A Trump defeat would create an even more rabid Fox

Trump’s comfort with Fox’s universe is obvious

  
Republican presidential candidate Donald Trump (R) speaks to media mogul Rupert Murdoch as they walk out of Trump International Golf Links in Aberdeen, Scotland, June 25, 2016.

Republican presidential candidate Donald Trump (R) speaks to media mogul Rupert Murdoch as they walk out of Trump International Golf Links in Aberdeen, Scotland, June 25, 2016.

Reuters/Carlo Allegri

(The author is a Reuters Breakingviews columnist. The opinions expressed are her own.)

NEW YORK  - It’s hard to think of an American president with a more symbiotic media relationship than Donald Trump’s with Fox News. The risk for the $16 billion company’s shareholders is that a victory for Democratic candidate Joe Biden would rob the network of its biggest celebrity. But don’t count owner Rupert Murdoch out. Doubling down on division may be the cure.
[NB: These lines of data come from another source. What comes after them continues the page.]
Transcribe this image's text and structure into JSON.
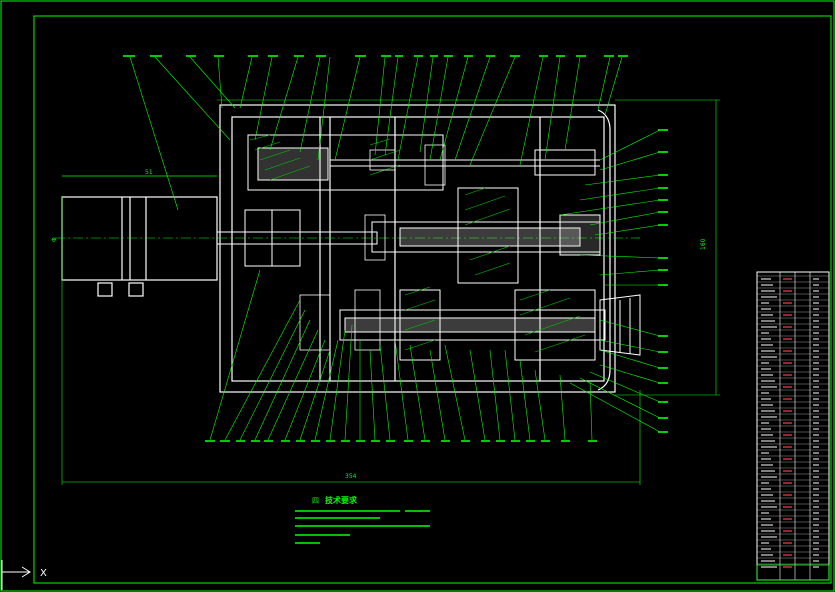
{
  "colors": {
    "background": "#000000",
    "frame": "#00ff00",
    "outline": "#ffffff",
    "leader": "#00ff00",
    "hatch": "#00cc00",
    "label": "#00ff00",
    "section_fill": "#c8c8c8"
  },
  "icons": {
    "ucs_icon": "ucs-axis-icon"
  },
  "ucs": {
    "axis_x": "X"
  },
  "drawing": {
    "tech_title": "技术要求",
    "tech_number": "四",
    "dim_center": "Φ",
    "dim_bottom": "354",
    "dim_side": "160",
    "dim_top": "51"
  }
}
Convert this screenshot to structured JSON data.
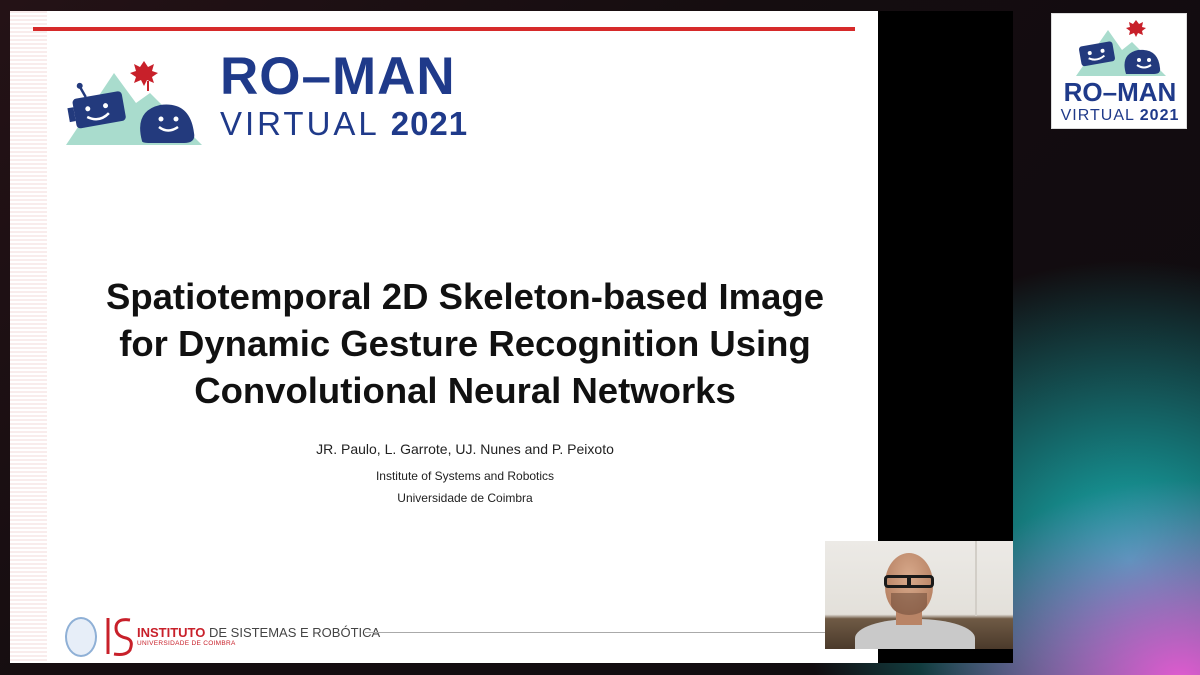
{
  "slide": {
    "brand_top": "RO–MAN",
    "brand_virtual": "VIRTUAL",
    "brand_year": "2021",
    "title_lines": [
      "Spatiotemporal 2D Skeleton-based Image",
      "for Dynamic Gesture Recognition Using",
      "Convolutional Neural Networks"
    ],
    "authors": "JR. Paulo, L. Garrote, UJ. Nunes and P. Peixoto",
    "affiliation_1": "Institute of Systems and Robotics",
    "affiliation_2": "Universidade de Coimbra",
    "footer": {
      "isr_name_highlight": "INSTITUTO",
      "isr_name_rest": " DE SISTEMAS E ROBÓTICA",
      "isr_sub": "UNIVERSIDADE DE COIMBRA"
    }
  },
  "corner_badge": {
    "title": "RO–MAN",
    "virtual": "VIRTUAL",
    "year": "2021"
  },
  "colors": {
    "brand_blue": "#1f3a8a",
    "accent_red": "#d62a2a",
    "mint": "#9fd6c6"
  }
}
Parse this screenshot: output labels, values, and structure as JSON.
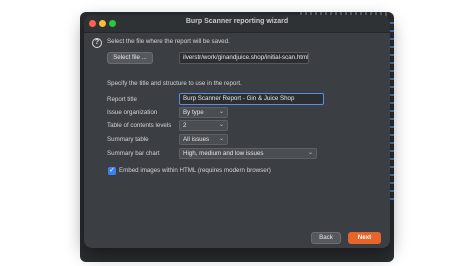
{
  "window": {
    "title": "Burp Scanner reporting wizard"
  },
  "intro": {
    "instruction": "Select the file where the report will be saved.",
    "select_file_label": "Select file ...",
    "file_path": "ilverstr/work/ginandjuice.shop/initial-scan.html"
  },
  "settings": {
    "instruction": "Specify the title and structure to use in the report.",
    "report_title_label": "Report title",
    "report_title_value": "Burp Scanner Report - Gin & Juice Shop",
    "issue_org_label": "Issue organization",
    "issue_org_value": "By type",
    "toc_label": "Table of contents levels",
    "toc_value": "2",
    "summary_table_label": "Summary table",
    "summary_table_value": "All issues",
    "summary_chart_label": "Summary bar chart",
    "summary_chart_value": "High, medium and low issues",
    "embed_images_label": "Embed images within HTML (requires modern browser)",
    "embed_images_checked": true
  },
  "footer": {
    "back_label": "Back",
    "next_label": "Next"
  },
  "colors": {
    "accent": "#e8652a",
    "focus": "#5a8ee6"
  }
}
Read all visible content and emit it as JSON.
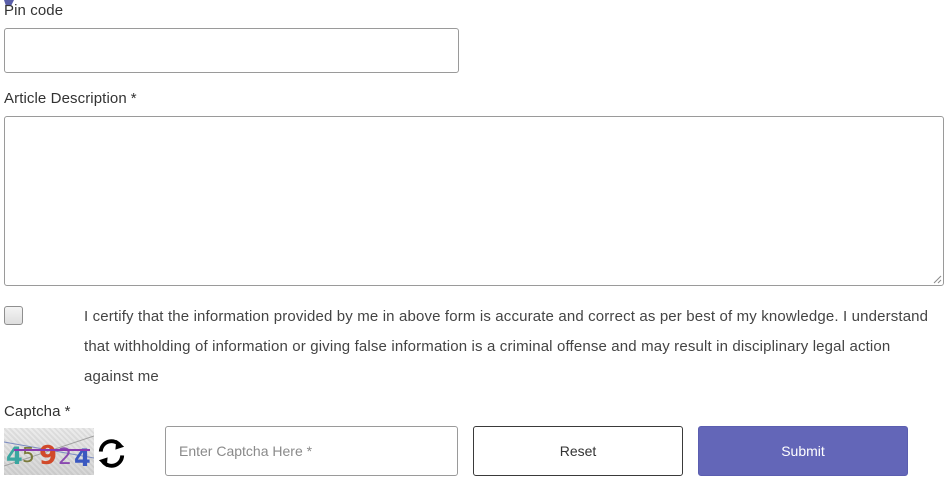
{
  "form": {
    "pin_code": {
      "label": "Pin code",
      "value": ""
    },
    "article_description": {
      "label": "Article Description",
      "required_marker": "*",
      "value": ""
    },
    "certification": {
      "checked": false,
      "text": "I certify that the information provided by me in above form is accurate and correct as per best of my knowledge. I understand that withholding of information or giving false information is a criminal offense and may result in disciplinary legal action against me"
    },
    "captcha": {
      "label": "Captcha",
      "required_marker": "*",
      "image_text": "45924",
      "input_placeholder": "Enter Captcha Here *",
      "input_value": ""
    },
    "buttons": {
      "reset_label": "Reset",
      "submit_label": "Submit"
    }
  },
  "colors": {
    "submit_bg": "#6366b8",
    "text": "#333333",
    "border": "#9a9a9a"
  }
}
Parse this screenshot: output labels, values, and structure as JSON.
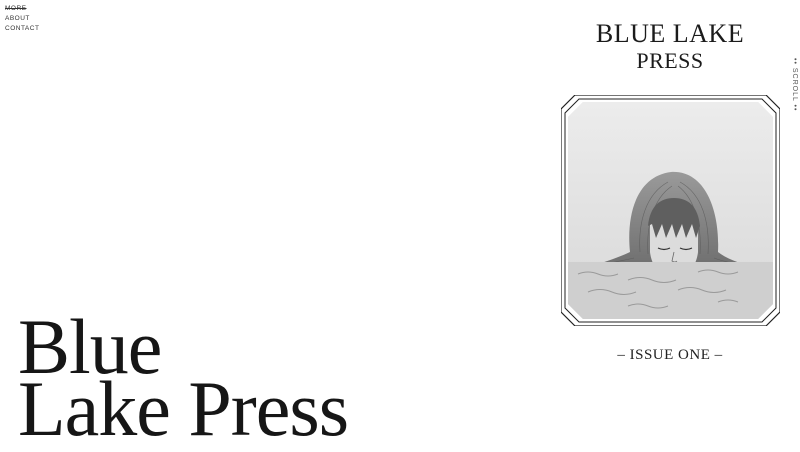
{
  "nav": {
    "items": [
      {
        "label": "MORE"
      },
      {
        "label": "ABOUT"
      },
      {
        "label": "CONTACT"
      }
    ]
  },
  "hero": {
    "line1": "Blue",
    "line2": "Lake Press"
  },
  "cover": {
    "title_line1": "BLUE LAKE",
    "title_line2": "PRESS",
    "issue": "– ISSUE ONE –",
    "image_icon": "illustration-woman-in-water"
  },
  "scroll": {
    "label": "•• SCROLL ••"
  }
}
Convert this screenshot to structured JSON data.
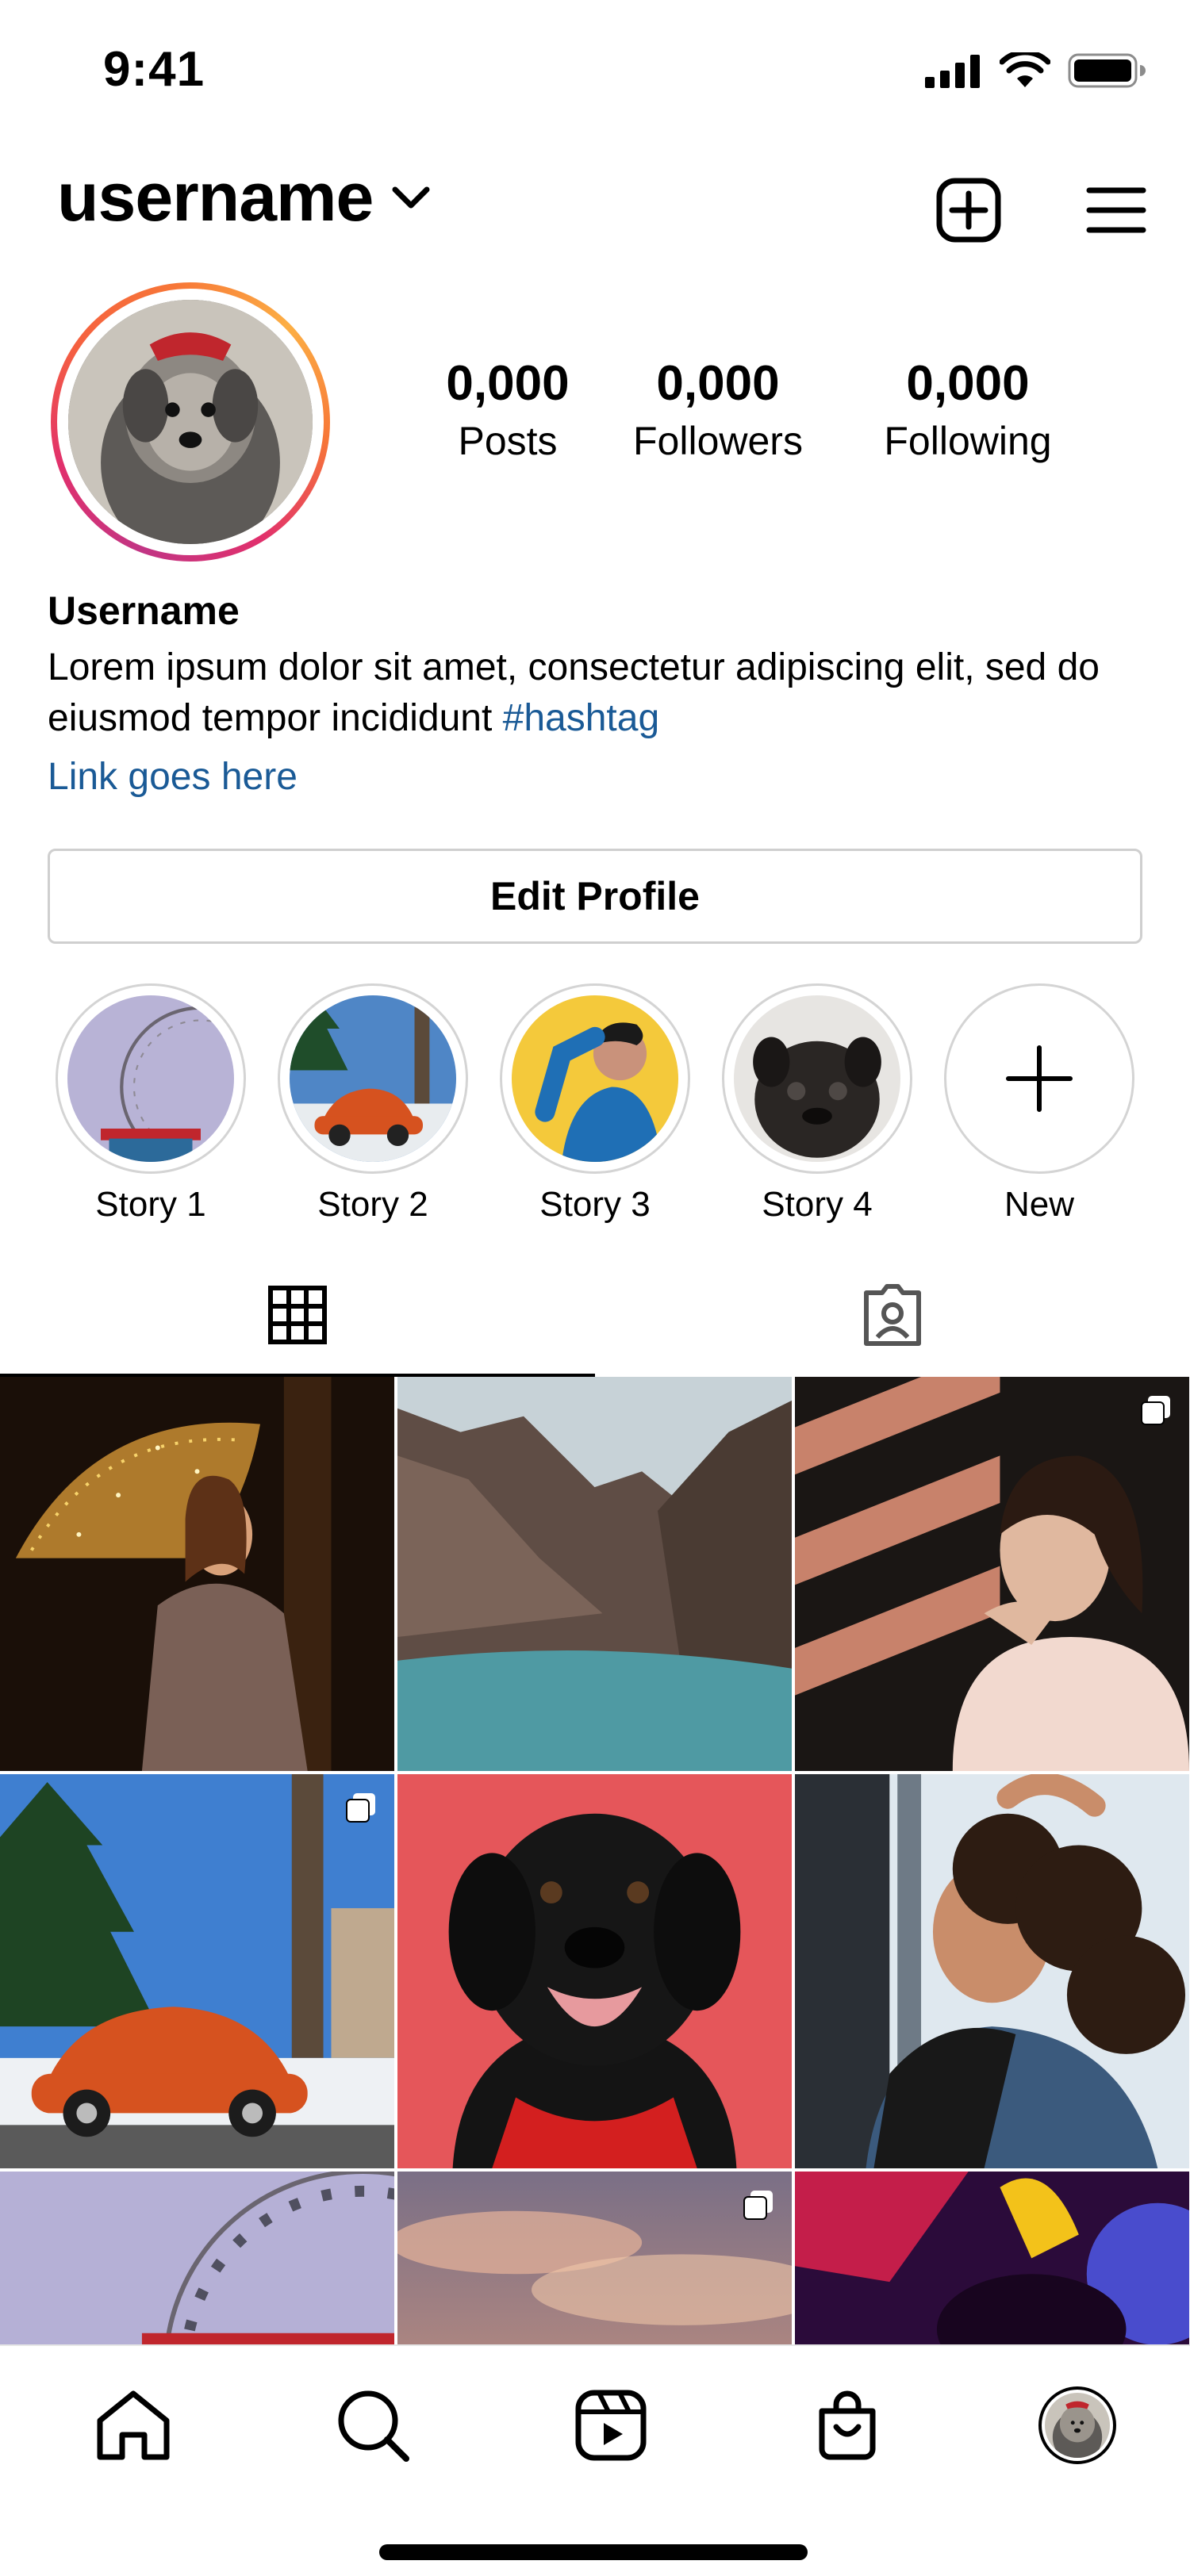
{
  "status_bar": {
    "time": "9:41"
  },
  "header": {
    "username": "username"
  },
  "stats": [
    {
      "value": "0,000",
      "label": "Posts"
    },
    {
      "value": "0,000",
      "label": "Followers"
    },
    {
      "value": "0,000",
      "label": "Following"
    }
  ],
  "bio": {
    "name": "Username",
    "text": "Lorem ipsum dolor sit amet, consectetur adipiscing elit, sed do eiusmod tempor incididunt ",
    "hashtag": "#hashtag",
    "link": "Link goes here"
  },
  "edit_button": {
    "label": "Edit Profile"
  },
  "highlights": [
    {
      "label": "Story 1"
    },
    {
      "label": "Story 2"
    },
    {
      "label": "Story 3"
    },
    {
      "label": "Story 4"
    },
    {
      "label": "New"
    }
  ],
  "tabs": [
    {
      "icon": "grid-icon",
      "active": true
    },
    {
      "icon": "tagged-icon",
      "active": false
    }
  ],
  "nav": [
    {
      "icon": "home-icon"
    },
    {
      "icon": "search-icon"
    },
    {
      "icon": "reels-icon"
    },
    {
      "icon": "shop-icon"
    },
    {
      "icon": "profile-avatar"
    }
  ],
  "colors": {
    "link": "#1a5a96",
    "text": "#000000",
    "border": "#cfcfcf"
  }
}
Trump’s comfort with Fox’s universe is obvious. He regularly phones in to its morning show. Host Sean Hannity has spoken at a “Make America Great Again” rally. Anchor Maria Bartiromo was Trump’s first stop after his Covid-19 diagnosis. Commentator Lou Dobbs acts as an informal advisor.

The president is also a big booster. A Media Matters for America analysis of Trump’s Twitter feed over two years found he tweeted in response to programs on Fox’s cable networks 1,146 times, or roughly 8% of his total.

The former reality TV star’s backing has been good for ratings. Fox News recently crowed that it was the first cable network ever to surpass all general broadcast outlets - ABC, NBC and CBS - in total weekday primetime ratings in the third quarter with about 4 million viewers on average.

A Biden sweep could be a threat in other ways. Democrats might target Fox with greater regulation as is happening in Australia with a petition calling on parliament to investigate Murdoch’s empire as a monopoly. Trump could also decide to launch his own competing outlet.

Since Murdoch sold his entertainment assets to Walt Disney, Fox News has become the key plank of his empire. The news channel and Fox Business account for approximately 85% of cable network EBITDA, or more than $2 billion for the 12 months ending June 30, estimates MoffettNathanson. That division represented nearly all the parent’s EBITDA.

Murdoch built Fox as a haven for conservatives. In the aftermath of Sept. 11, 2001, the network overtook rivals as the top cable news network. That trend held even during Barack Obama’s presidency. Pew Research recently found that 65% of Republicans polled trust Fox for political information more than any other outlet, while 61% of Democrats distrust it.

With that division, a Biden presidency could serve as a perfect foil for out-of-power Trump supporters, making an even more rabid Fox the logical business model for Murdoch.

CONTEXT NEWS

- Fox News said on Sept. 29 it was the first cable network to ever surpass all broadcast networks in weekday primetime with total viewers for a full quarter, citing Nielsen research.

- Fox will report quarterly earnings on Nov. 3.

(The author is a Reuters Breakingviews columnist. The opinions expressed are her own.)